I understand this recent exploit is for a stablecoin protocol. But the same lessons can be applied to a synthetics protocol as well. As a community let’s not make hastily rushed and irresponsible governance decisions simply for the sake of short term profits.
This is a good point, although as I understand the structure of the iAssetts maybe this specific attack method is not such a risk here? Neverthless, is there any information anywhere about vulnerabilities faced by Indigo and how they are addressed? This should be a priority and in my view any protocol that doesn’t address these risks headon is pretty much worthless.
Voting a proposal in should be not only the % of tokens but also a % of the total number of token owners. Although there are still vulnerabilities at least this may help to reduce them. Any other ideas?
We need to be careful
Thanks for bringing this up. It’s important to be diligent about such issues.
Based on Indigo Protocol’s design and thanks to Cardano this particular type of exploit wouldn’t be possible.
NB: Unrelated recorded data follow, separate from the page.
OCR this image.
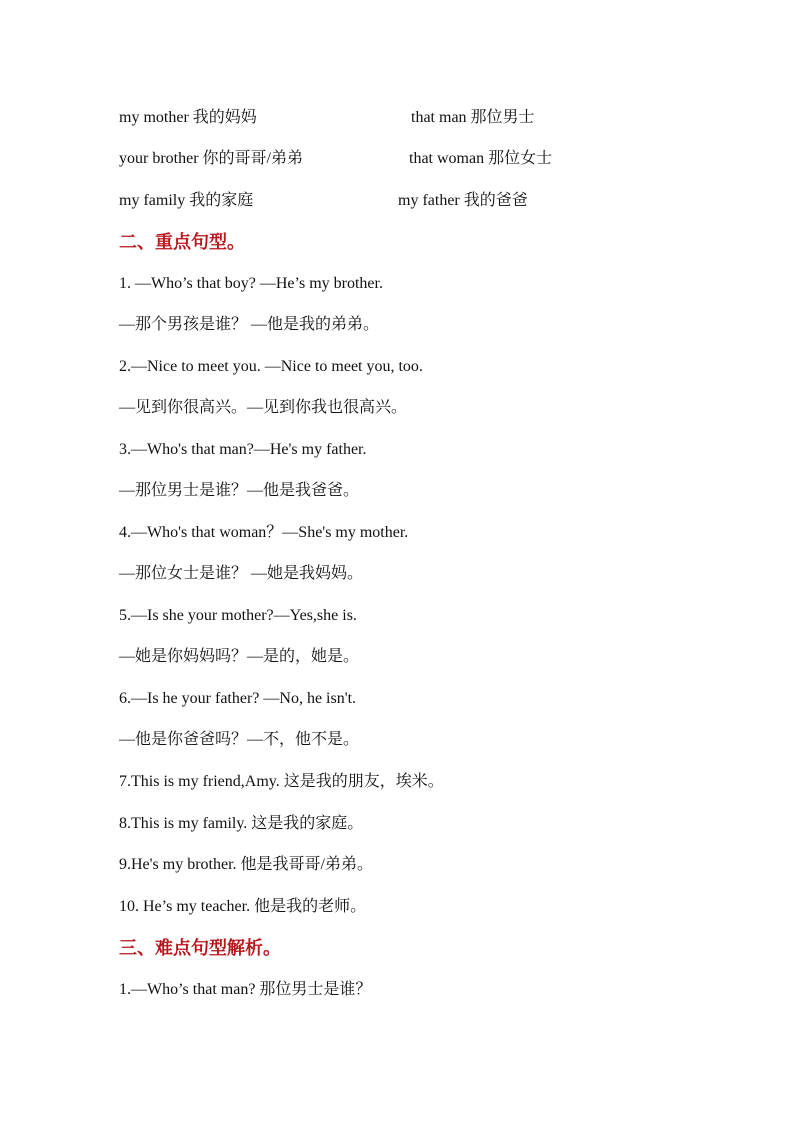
my mother 我的妈妈	that man 那位男士
your brother 你的哥哥/弟弟	that woman 那位女士
my family 我的家庭	my father 我的爸爸
二、重点句型。
1. —Who’s that boy? —He’s my brother.
—那个男孩是谁？ —他是我的弟弟。
2.—Nice to meet you. —Nice to meet you, too.
—见到你很高兴。—见到你我也很高兴。
3.—Who's that man?—He's my father.
—那位男士是谁？—他是我爸爸。
4.—Who's that woman？—She's my mother.
—那位女士是谁？ —她是我妈妈。
5.—Is she your mother?—Yes,she is.
—她是你妈妈吗？—是的，她是。
6.—Is he your father? —No, he isn't.
—他是你爸爸吗？—不，他不是。
7.This is my friend,Amy. 这是我的朋友，埃米。
8.This is my family. 这是我的家庭。
9.He's my brother. 他是我哥哥/弟弟。
10. He’s my teacher. 他是我的老师。
三、难点句型解析。
1.—Who’s that man? 那位男士是谁？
Wow, that is clever but awful.
Hopefully there will be some kind of safeguard in place to attempt to mitigate this situation in the future.
For me, maybe am answer would be that new tokens only couny in a governance vote after 7 days of ownership?
Flash loans has been a great area for concern as far as hacks are concerned.
As per the latest Chainalysis report of Crypto scams, this area has a large pie of total hacka on DEFI protocols.
This makes my nervous evwey time I lovk my funds in a protocol
Yea, thanks for alert us to this.
How horrible for all involved. Hopefully, it will serve as a lesson to other projects going forward and a catalyst for improving security and proactively shutting out bad actors in the space. Potential future exploits will be averted by having the necessary security protocols in place.